Not in his hand anymore. It must have fallen in the struggle, slid across the wet concrete almost to my feet.

I don’t think. I grab it.

It’s heavier than I expect. Cold. Wrong in my hand. My pulse is a scream inside my body.

The man is still going for Knox.

I lift the gun with both hands the way I’ve seen people do in movies, which is ridiculous because this is not a movie and I have no idea what I’m doing and my arms are shaking and I can barely breathe.

I pull the trigger.

The sound is enormous.

The recoil nearly tears the gun out of my hands.

The man jerks sideways with a shout, grabbing his shoulder as blood blooms dark against his jacket.

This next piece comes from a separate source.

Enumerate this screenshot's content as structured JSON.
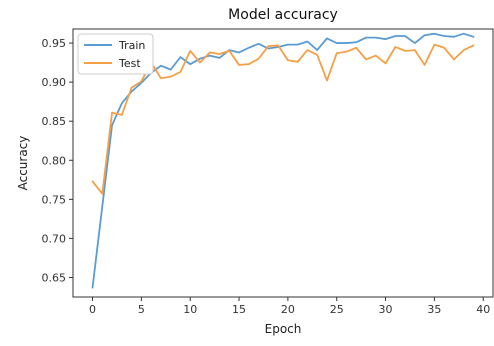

For one frozen second, nobody moves.

Then everything slams back into motion. The wounded man stumbles, swearing, and Knox is on him immediately, disarming him, driving him into the wall and down. Hard. Final.

My whole body is vibrating.

The gun is still in my hands. I stare at it, then at Knox, then at the man on the ground clutching his shoulder, and my breath comes in short, ragged bursts that don’t feel like enough air.

“Oh my God,” I say, but it barely comes out.

Knox turns to me. There’s blood on his knuckles. His chest is rising hard. His eyes flick to the gun in my hands, then to the man I hit, then back to me.

And for the first time since I met him, he actually looks surprised.

“You hit him,” he says.

My mouth opens. Closes. “I shot him.”